Comme nous le confiait lors d’une récente interview le ténor Cyrille Dubois, appelé à les chanter lors d’un concert organisé à Venise pour le Palazzetto Bru Zane, les mélodies de Godard valent bien celles de Gounod ou de Massenet. Personne ne prétend que Benjamin Godard soit le mélodiste français scandaleusement oublié, personne n’ira dire qu’il est l’égal de Duparc, de Debussy ou de Fauré. Pour autant, la production du compositeur de Jocelyn dont le Palazzetto Bru Zane organise cette année la redécouverte mérite un coup d’oreille, sans doute davantage que Félicien David ou Edouard Lalo, dont les efforts dans ce domaine n’avaient pas vraiment convaincu, malgré toutes les qualités de Tassis Christoyannis, déjà protagoniste des deux disques susmentionnés, déjà avec Jeff Cohen au piano pour le Lalo. On sait de quoi est capable le baryton grec dans le répertoire français, et hormis quelques broutilles de prononciation (« bourdonnément », quelques n ou m un peu trop audibles dans les nasales), on ne trouvera rien à reprocher à son interprétation de ces pièces, auxquelles il confère la vie souhaitable sans pour autant se croire à l’opéra.
Au cours de sa trop courte carrière – il mourut à 45 ans –, Benjamin Godard eut malgré tout le temps de composer près de 175 mélodies, chiffre record que seul Massenet dépasse ; la plupart d’entre elles sont cependant antérieures à 1876, date après laquelle Godard se consacra avant tout à l’opéra.
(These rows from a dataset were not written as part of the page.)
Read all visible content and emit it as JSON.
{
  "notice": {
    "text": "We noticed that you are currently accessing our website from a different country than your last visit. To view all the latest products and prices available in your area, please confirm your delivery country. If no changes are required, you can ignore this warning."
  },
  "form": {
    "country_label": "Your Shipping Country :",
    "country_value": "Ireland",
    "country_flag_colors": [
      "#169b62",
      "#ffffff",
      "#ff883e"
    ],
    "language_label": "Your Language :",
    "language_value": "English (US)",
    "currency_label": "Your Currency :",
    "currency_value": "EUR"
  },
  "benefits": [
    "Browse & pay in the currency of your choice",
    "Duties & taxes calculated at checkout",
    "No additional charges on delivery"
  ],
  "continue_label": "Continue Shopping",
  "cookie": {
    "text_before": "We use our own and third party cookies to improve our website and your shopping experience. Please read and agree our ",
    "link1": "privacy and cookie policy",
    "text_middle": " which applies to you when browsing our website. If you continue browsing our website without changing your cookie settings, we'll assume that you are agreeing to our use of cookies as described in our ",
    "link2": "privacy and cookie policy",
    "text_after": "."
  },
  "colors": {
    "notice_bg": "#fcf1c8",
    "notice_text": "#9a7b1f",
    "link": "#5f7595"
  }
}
Les vingt-six plages enregistrées par Tassis Christoyannis et Jeff Cohen sont donc le fruit d’une sélection impitoyable. Première satisfaction : la qualité des poètes mis en musique. Loin des lamentables scribouillards chers à Massenet, Godard privilégie Hugo, Gautier et Baudelaire, pour ne parler que de ses contemporains. Il livre ainsi une très belle version de « Guitare », sur un poème de Hugo où il affronte pourtant la concurrence directe de Liszt et de Bizet, mais avec des choix bien différents, sans déploiement virtuose de la voix ou du piano ; de Hugo, toujours, « Message » (que Reynaldo Hahn allait rebaptiser « Si mes vers avaient des ailes ») peut tout à fait se défendre. Difficile, en revanche, de lutter avec « L’invitation au voyage » de Duparc : point d’indicible et douloureuse mélancolie chez Godard, la douceur d’aller là-bas vivre ensemble l’emporte sur les larmes des traîtres yeux.
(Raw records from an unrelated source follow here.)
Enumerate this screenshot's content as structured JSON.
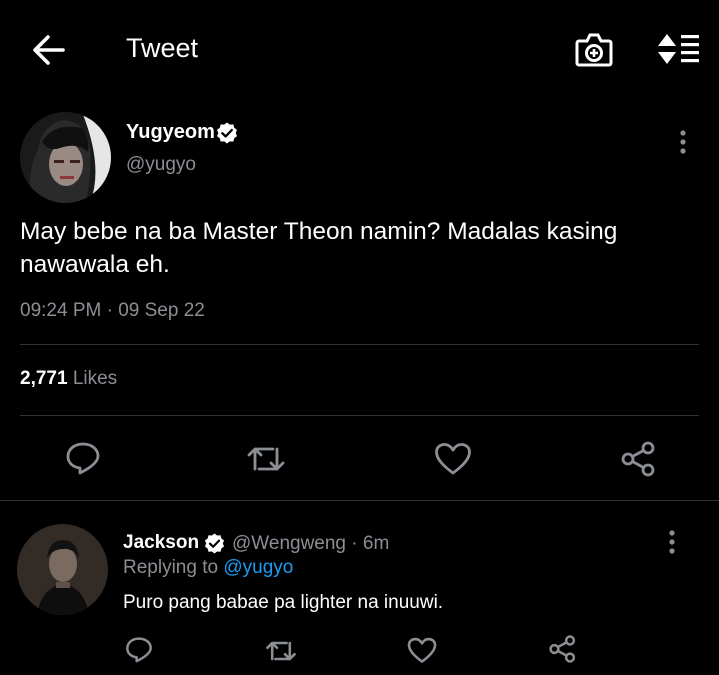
{
  "header": {
    "title": "Tweet"
  },
  "tweet": {
    "author_name": "Yugyeom",
    "author_handle": "@yugyo",
    "text": "May bebe na ba Master Theon namin? Madalas kasing nawawala eh.",
    "timestamp": "09:24 PM · 09 Sep 22",
    "likes_count": "2,771",
    "likes_label": "Likes"
  },
  "reply": {
    "author_name": "Jackson",
    "author_handle": "@Wengweng",
    "time": "6m",
    "replying_label": "Replying to",
    "replying_mention": "@yugyo",
    "text": "Puro pang babae pa lighter na inuuwi."
  },
  "colors": {
    "background": "#000000",
    "secondary_text": "#8b8f94",
    "link": "#1d9bf0",
    "divider": "#2f3336"
  },
  "icons": [
    "back-arrow-icon",
    "camera-plus-icon",
    "sort-list-icon",
    "verified-badge-icon",
    "more-vertical-icon",
    "reply-icon",
    "retweet-icon",
    "like-icon",
    "share-icon"
  ]
}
Typique de son temps, le choix de poèmes « archaïques » de Malherbe, Baïf ou Eustache Deschamps pour une série de pastiches évoquant la musique « ancienne » telle qu’on la concevait sous la Troisième République, avec gavottes et pavanes dans le goût d’« Oh ma belle rebelle » de Gounod, et un fort beau menuet ; dans ce cycle manifestement destiné à une voix d’homme, Tassis Christoyannis arrive même à ne pas être ridicule dans « Suis-je belle ? ». Enfin, le cycle d’après La Fontaine devrait valoir à Godard une place auprès d’Offenbach et de Lecocq, pour la vigueur avec lequel il sait disposer sur des accompagnements goguenards six des textes les plus connus du grand fabuliste.